A new study has recently discovered PNGaseL, a new, highly-specific, broad specificity enzyme. This very specific enzyme for glycan targets from all kingdoms of life. Dr. Lucy Crouch, a Sir Henry Dale Fellow at the University of Birmingham, carried out this pioneering research. It led to a monumental find. Taken together, these findings uncover PNGaseL’s impressive versatility for a variety of research applications. It has the potential to dramatically improve current glycobiological techniques.
PNGaseL was originally isolated from the bacterium Flavobacterium akiainvivens, and as of spring 2010 it is commercially available from Ludger. In contrast to its predecessors PNGaseF and PNGaseA, PNGaseL performs better at cleaving N-glycans from glycoproteins in a wider set of conditions. In order to find this enzyme, researchers had to employ bioprospecting methods. Their message focuses on the challenge of finding biological resources which can lead to commercially exploitable products.

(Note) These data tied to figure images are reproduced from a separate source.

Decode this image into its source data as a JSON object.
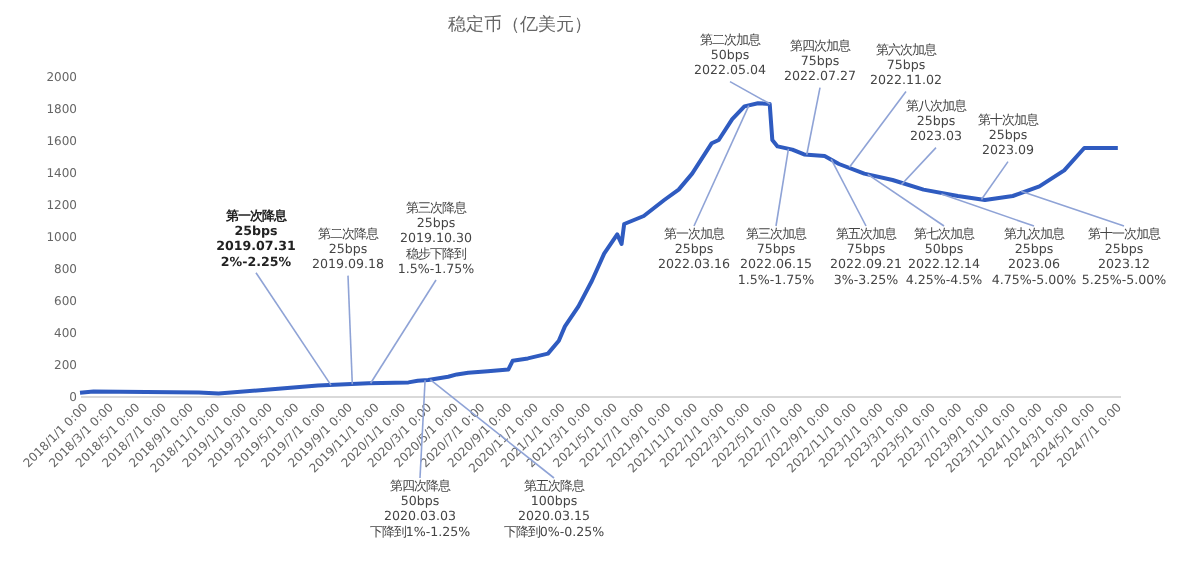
{
  "chart_data": {
    "type": "line",
    "title": "稳定币（亿美元）",
    "color": "#2f5bc0",
    "line_style": "solid",
    "marker": "none",
    "grid": false,
    "x": [
      "2018-01-01",
      "2018-02-01",
      "2018-10-01",
      "2018-11-15",
      "2019-04-01",
      "2019-07-01",
      "2019-10-25",
      "2020-01-25",
      "2020-02-15",
      "2020-03-10",
      "2020-04-25",
      "2020-05-15",
      "2020-06-10",
      "2020-07-25",
      "2020-09-10",
      "2020-09-20",
      "2020-10-25",
      "2020-12-10",
      "2021-01-04",
      "2021-01-18",
      "2021-02-18",
      "2021-03-21",
      "2021-04-18",
      "2021-05-18",
      "2021-05-28",
      "2021-06-03",
      "2021-07-18",
      "2021-09-03",
      "2021-10-06",
      "2021-11-06",
      "2021-12-21",
      "2022-01-06",
      "2022-02-06",
      "2022-03-06",
      "2022-04-06",
      "2022-05-03",
      "2022-05-09",
      "2022-05-21",
      "2022-06-24",
      "2022-07-21",
      "2022-09-06",
      "2022-10-09",
      "2022-12-06",
      "2023-02-09",
      "2023-04-21",
      "2023-07-09",
      "2023-09-09",
      "2023-11-12",
      "2024-01-12",
      "2024-03-09",
      "2024-04-24",
      "2024-07-10"
    ],
    "values": [
      20,
      28,
      22,
      15,
      45,
      65,
      80,
      85,
      95,
      100,
      120,
      135,
      145,
      155,
      165,
      220,
      235,
      265,
      345,
      435,
      560,
      720,
      890,
      1010,
      950,
      1075,
      1125,
      1225,
      1290,
      1390,
      1580,
      1600,
      1730,
      1810,
      1830,
      1825,
      1600,
      1560,
      1540,
      1510,
      1500,
      1450,
      1390,
      1350,
      1290,
      1250,
      1225,
      1250,
      1310,
      1410,
      1550,
      1550
    ],
    "xlim": [
      "2018-01-01",
      "2024-07-15"
    ],
    "ylim": [
      0,
      2000
    ],
    "yticks": [
      0,
      200,
      400,
      600,
      800,
      1000,
      1200,
      1400,
      1600,
      1800,
      2000
    ],
    "xticks": [
      {
        "value": "2018-01-01",
        "label": "2018/1/1 0:00"
      },
      {
        "value": "2018-03-01",
        "label": "2018/3/1 0:00"
      },
      {
        "value": "2018-05-01",
        "label": "2018/5/1 0:00"
      },
      {
        "value": "2018-07-01",
        "label": "2018/7/1 0:00"
      },
      {
        "value": "2018-09-01",
        "label": "2018/9/1 0:00"
      },
      {
        "value": "2018-11-01",
        "label": "2018/11/1 0:00"
      },
      {
        "value": "2019-01-01",
        "label": "2019/1/1 0:00"
      },
      {
        "value": "2019-03-01",
        "label": "2019/3/1 0:00"
      },
      {
        "value": "2019-05-01",
        "label": "2019/5/1 0:00"
      },
      {
        "value": "2019-07-01",
        "label": "2019/7/1 0:00"
      },
      {
        "value": "2019-09-01",
        "label": "2019/9/1 0:00"
      },
      {
        "value": "2019-11-01",
        "label": "2019/11/1 0:00"
      },
      {
        "value": "2020-01-01",
        "label": "2020/1/1 0:00"
      },
      {
        "value": "2020-03-01",
        "label": "2020/3/1 0:00"
      },
      {
        "value": "2020-05-01",
        "label": "2020/5/1 0:00"
      },
      {
        "value": "2020-07-01",
        "label": "2020/7/1 0:00"
      },
      {
        "value": "2020-09-01",
        "label": "2020/9/1 0:00"
      },
      {
        "value": "2020-11-01",
        "label": "2020/11/1 0:00"
      },
      {
        "value": "2021-01-01",
        "label": "2021/1/1 0:00"
      },
      {
        "value": "2021-03-01",
        "label": "2021/3/1 0:00"
      },
      {
        "value": "2021-05-01",
        "label": "2021/5/1 0:00"
      },
      {
        "value": "2021-07-01",
        "label": "2021/7/1 0:00"
      },
      {
        "value": "2021-09-01",
        "label": "2021/9/1 0:00"
      },
      {
        "value": "2021-11-01",
        "label": "2021/11/1 0:00"
      },
      {
        "value": "2022-01-01",
        "label": "2022/1/1 0:00"
      },
      {
        "value": "2022-03-01",
        "label": "2022/3/1 0:00"
      },
      {
        "value": "2022-05-01",
        "label": "2022/5/1 0:00"
      },
      {
        "value": "2022-07-01",
        "label": "2022/7/1 0:00"
      },
      {
        "value": "2022-09-01",
        "label": "2022/9/1 0:00"
      },
      {
        "value": "2022-11-01",
        "label": "2022/11/1 0:00"
      },
      {
        "value": "2023-01-01",
        "label": "2023/1/1 0:00"
      },
      {
        "value": "2023-03-01",
        "label": "2023/3/1 0:00"
      },
      {
        "value": "2023-05-01",
        "label": "2023/5/1 0:00"
      },
      {
        "value": "2023-07-01",
        "label": "2023/7/1 0:00"
      },
      {
        "value": "2023-09-01",
        "label": "2023/9/1 0:00"
      },
      {
        "value": "2023-11-01",
        "label": "2023/11/1 0:00"
      },
      {
        "value": "2024-01-01",
        "label": "2024/1/1 0:00"
      },
      {
        "value": "2024-03-01",
        "label": "2024/3/1 0:00"
      },
      {
        "value": "2024-05-01",
        "label": "2024/5/1 0:00"
      },
      {
        "value": "2024-07-01",
        "label": "2024/7/1 0:00"
      }
    ],
    "annotations": [
      {
        "text": "第一次降息\n25bps\n2019.07.31\n2%-2.25%",
        "x": "2019-07-31",
        "y": 68
      },
      {
        "text": "第二次降息\n25bps\n2019.09.18",
        "x": "2019-09-18",
        "y": 74
      },
      {
        "text": "第三次降息\n25bps\n2019.10.30\n稳步下降到\n1.5%-1.75%",
        "x": "2019-10-30",
        "y": 80
      },
      {
        "text": "第四次降息\n50bps\n2020.03.03\n下降到1%-1.25%",
        "x": "2020-03-03",
        "y": 98
      },
      {
        "text": "第五次降息\n100bps\n2020.03.15\n下降到0%-0.25%",
        "x": "2020-03-15",
        "y": 102
      },
      {
        "text": "第一次加息\n25bps\n2022.03.16",
        "x": "2022-03-16",
        "y": 1815
      },
      {
        "text": "第二次加息\n50bps\n2022.05.04",
        "x": "2022-05-04",
        "y": 1825
      },
      {
        "text": "第三次加息\n75bps\n2022.06.15\n1.5%-1.75%",
        "x": "2022-06-15",
        "y": 1545
      },
      {
        "text": "第四次加息\n75bps\n2022.07.27",
        "x": "2022-07-27",
        "y": 1508
      },
      {
        "text": "第五次加息\n75bps\n2022.09.21\n3%-3.25%",
        "x": "2022-09-21",
        "y": 1480
      },
      {
        "text": "第六次加息\n75bps\n2022.11.02",
        "x": "2022-11-02",
        "y": 1430
      },
      {
        "text": "第七次加息\n50bps\n2022.12.14\n4.25%-4.5%",
        "x": "2022-12-14",
        "y": 1385
      },
      {
        "text": "第八次加息\n25bps\n2023.03",
        "x": "2023-03-01",
        "y": 1320
      },
      {
        "text": "第九次加息\n25bps\n2023.06\n4.75%-5.00%",
        "x": "2023-06-01",
        "y": 1262
      },
      {
        "text": "第十次加息\n25bps\n2023.09",
        "x": "2023-09-01",
        "y": 1228
      },
      {
        "text": "第十一次加息\n25bps\n2023.12\n5.25%-5.00%",
        "x": "2023-12-01",
        "y": 1280
      }
    ]
  }
}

The enzyme’s wide specificity means that it can interact with glycans derived from mammalian, insect, and plant-derived proteins at the same time. This new capability is an important step forward of previous enzymes developed in the field. After reviewing the findings, Dr. Crouch reflected on the significance of this study, saying,
“Our study exemplifies the successful translation of fundamental discovery biology into practical applications. Unlike its predecessors, PNGaseL exhibits a significantly broader substrate specificity, meaning it can target glycans from mammalian, insect and plant-derived proteins in parallel.”
This increased robustness expands the PNGaseL toolbox making it a standard for the glycobiology applications. For the latter, it provides researchers with more versatility in their analyses. Its capacity to integrate seamlessly into existing protocols positions it as a preferred choice for laboratories aiming to streamline their processes.
Dr. Crouch is excited to see how PNGaseL will drive research and industry initiatives, stating,
“We’re very excited by the potential for further discoveries in this space and the impact they may have on both future research and industry-led projects.”
As PNGaseL continues to make waves in the scientific community, researchers are thrilled by its potential. They hope its wide specificity will foster big leaps forward for deciphering the complexity of glycan structures and activity. This development exemplifies the ongoing efforts to translate basic biological discoveries into practical applications that can benefit both scientific inquiry and commercial endeavors.